Una ribelle, una donna controcorrente, il cui talento la condusse a superare ciò che a quel tempo era concesso ad una donna. Parliamo di Artemisia Lomi Gentileschi, nata nel 1593, primogenita di Orazio, pittore alla corte romana che prima iniziò la figlia alle arti pratiche della pittura (preparare i colori, pulire i pennelli) per poi capire che in lei c’era dell’altro, così da farla dipingere vere e proprie opere.

In una lettera del 1612 alla granduchessa di Toscana, Orazio Gentileschi ammise che sua figlia era diventata una vera e propria pittrice, in soli tre anni di apprendistato: «Questa femina, come è piaciuto a Dio, avendola drizzata nelle professione della pittura in tre anni si è talmente appraticata che posso adir de dire che hoggi non ci sia pare a lei, havendo per sin adesso fatte opere che forse i prencipali maestri di questa professione non arrivano al suo sapere».

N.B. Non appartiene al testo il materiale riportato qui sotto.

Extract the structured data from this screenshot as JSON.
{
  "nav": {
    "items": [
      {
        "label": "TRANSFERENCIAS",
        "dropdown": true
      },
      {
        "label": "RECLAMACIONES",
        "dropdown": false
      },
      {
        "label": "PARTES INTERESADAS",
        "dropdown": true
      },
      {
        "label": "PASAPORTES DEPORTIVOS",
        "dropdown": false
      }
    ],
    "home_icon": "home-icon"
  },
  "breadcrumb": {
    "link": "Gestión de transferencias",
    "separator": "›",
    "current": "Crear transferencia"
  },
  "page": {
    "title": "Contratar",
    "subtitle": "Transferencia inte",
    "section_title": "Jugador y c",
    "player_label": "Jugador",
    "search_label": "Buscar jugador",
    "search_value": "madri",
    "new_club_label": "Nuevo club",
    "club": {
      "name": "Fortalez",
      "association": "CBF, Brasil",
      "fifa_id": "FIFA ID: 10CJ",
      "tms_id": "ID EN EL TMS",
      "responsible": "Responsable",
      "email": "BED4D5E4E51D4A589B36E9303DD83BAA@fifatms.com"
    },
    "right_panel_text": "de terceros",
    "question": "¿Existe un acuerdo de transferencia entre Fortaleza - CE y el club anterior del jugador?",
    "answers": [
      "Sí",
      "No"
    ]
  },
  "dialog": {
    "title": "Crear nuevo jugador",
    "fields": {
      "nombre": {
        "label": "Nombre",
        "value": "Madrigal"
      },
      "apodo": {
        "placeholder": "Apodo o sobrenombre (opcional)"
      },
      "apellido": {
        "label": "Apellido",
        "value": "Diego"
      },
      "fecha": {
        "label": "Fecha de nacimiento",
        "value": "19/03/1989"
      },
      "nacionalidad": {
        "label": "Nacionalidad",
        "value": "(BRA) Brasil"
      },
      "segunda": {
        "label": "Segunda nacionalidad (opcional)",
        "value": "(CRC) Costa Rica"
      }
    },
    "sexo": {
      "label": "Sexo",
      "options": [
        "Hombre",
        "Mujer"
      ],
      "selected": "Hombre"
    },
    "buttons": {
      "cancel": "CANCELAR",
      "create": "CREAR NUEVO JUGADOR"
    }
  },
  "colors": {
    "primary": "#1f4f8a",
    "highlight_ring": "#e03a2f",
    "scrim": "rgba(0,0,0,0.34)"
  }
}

Nel 1631 l’eruzione del Vesuvio non colpì la città flegrea, per cui tra il 1635 e il 1637 Martin de Leon y Cardenas, vescovo spagnolo, per lo scampato pericolo commissionò alla pittrice tre tele per la cattedrale: l’Adorazione dei Magi, i Santi Procolo e Nicea e San Gennaro all’anfiteatro.

La più significativa è senza dubbio l’Adorazione dei Magi, una tela imponente di oltre tre metri di altezza, un capolavoro spesso in prestito ai più grandi musei nazionali ed internazionali. Il volto della Vergine pare quasi sovrastare su un paesaggio che ricorda le linee sinuose dei Campi Flegrei e, come molte opere di Artemisia, nei volti dei Santi c’è la carica emotiva dell’umano più che dell’angelico. 

Accanto a quelle di Artemisia, possono essere ammirate anche opere di Giovanni Lanfranco, Massimo Stanzione, Agostino Beltrano, Cesare e Francesco Fracanzano, Joseph de Ribera e Paolo Domenico Fenoglio.